Anthropology: Culture, Language, Archaeology, and Evolution
Slides and Reading Materials
Slides will be posted after class; you will have access to reading material on LMS.
The instructor will post slides after class for you to access via LMS.
Scope of Anthropology
Anthropology is broad; like other disciplines, methods tend to be varied; not far back in time; methods used tend to be flexible.
Work can take place anywhere: at a museum such as the Sconsogian UTC or a museum in Portugal.
Colleagues are doing full-blown excavations of sites; this relates to bioarchaeology and archaeology.
The methods required by anthropology give practitioners a sense of adventure, which explains global distribution of activity.
What is Anthropology?
There are about sub-disciplines; major subfields; applied anthropology is often tacked on.
Culture is defined as any learned or shared things that people think, do, or have as members of the society.
It includes shared belief systems, values, customs, and shared material culture.
Ethnography is the product of immersive fieldwork and rich description of the culture.
Cultural anthropology describes life ways and interprets larger patterns; it also examines languages to determine migration and interactions.
Language changes through cultural interactions; Spanish is a Romance language related to French, Italian, Portuguese; Spain also shows Arabic influence in history which has shaped language contact.
Archaeology: Methods and Focus
Archaeologists examine pottery, foundations of structures, and daily activities to understand past populations.
Archaeology often concentrates on prehistoric contexts because there is no written history; oral history is limited.
Primary objective is to describe and explain the human past to document the disappearing physical record due to construction and environmental changes; information can be lost; complexity arises.
Archaeology addresses both past and present; includes study of humans, human ancestors, and nonhuman primates to place humans and primates in the animal world.
Research Approaches: Qualitative vs Quantitative
Work is heavily qualitative, but quantitative methods exist and are used.
There are multiple ways of adapting; no one way is better; similar problems can be solved in different ways; adaptation leads to thriving in various contexts.
Time, Sex Differences, and Adaptation
Time differences factor into interpretation; to understand one element such as sex differences, you need to understand the broader context.
Emphasizes qualitative description and interpretation; acknowledges that quantitative analysis also occurs.
Historical Perspective in Anthropology
The history includes evolutionist viewpoints; Morgan is known for developing unilinear theory of cultural evolution.
Unilinear theory of cultural evolution states that every society starts at a stage of savagery and progresses to barbarism and then civilization: Savagery → Barbarism → Civilization.
Subfields and Scope
Approximately sub-disciplines; four major subfields plus applied anthropology that is often added.

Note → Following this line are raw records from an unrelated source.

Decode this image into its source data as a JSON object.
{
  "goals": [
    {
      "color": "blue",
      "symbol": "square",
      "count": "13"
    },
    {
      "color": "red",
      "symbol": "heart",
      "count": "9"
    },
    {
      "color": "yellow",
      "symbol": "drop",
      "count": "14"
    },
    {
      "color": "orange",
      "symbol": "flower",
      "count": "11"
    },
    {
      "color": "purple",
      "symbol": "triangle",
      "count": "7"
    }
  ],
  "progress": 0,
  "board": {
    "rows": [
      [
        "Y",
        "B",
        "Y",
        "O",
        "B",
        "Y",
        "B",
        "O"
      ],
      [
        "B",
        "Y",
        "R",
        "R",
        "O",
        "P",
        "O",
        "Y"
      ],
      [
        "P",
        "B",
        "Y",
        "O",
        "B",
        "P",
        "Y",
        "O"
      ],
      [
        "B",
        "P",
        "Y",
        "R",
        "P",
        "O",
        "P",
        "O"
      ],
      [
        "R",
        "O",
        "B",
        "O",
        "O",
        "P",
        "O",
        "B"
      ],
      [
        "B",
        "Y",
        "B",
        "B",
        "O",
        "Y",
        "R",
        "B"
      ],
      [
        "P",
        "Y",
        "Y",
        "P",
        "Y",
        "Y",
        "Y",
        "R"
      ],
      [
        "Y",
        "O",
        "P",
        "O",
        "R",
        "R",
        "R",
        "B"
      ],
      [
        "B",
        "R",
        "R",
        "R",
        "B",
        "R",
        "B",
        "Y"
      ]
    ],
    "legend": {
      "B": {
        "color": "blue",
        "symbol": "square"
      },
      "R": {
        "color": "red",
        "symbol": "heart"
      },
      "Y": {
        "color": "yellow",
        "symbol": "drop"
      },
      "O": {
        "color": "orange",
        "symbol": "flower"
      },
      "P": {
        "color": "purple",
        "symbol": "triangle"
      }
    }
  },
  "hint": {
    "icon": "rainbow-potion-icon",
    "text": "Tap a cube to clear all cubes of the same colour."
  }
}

Core subfields include cultural anthropology, linguistic anthropology, archaeology, and physical/biological anthropology.
Practical and Philosophical Implications
The immersive ethnographic approach yields deep insights into lived human experiences and the diversity of adaptation.
Language contact demonstrates how cultures influence language evolution.
The transcript does not explicitly discuss ethics, but ethical considerations commonly include informed consent, accurate representation, and minimizing harm in ethnography.
Additional Notes
Mentions sites and nonhuman primates to place humans in the animal world.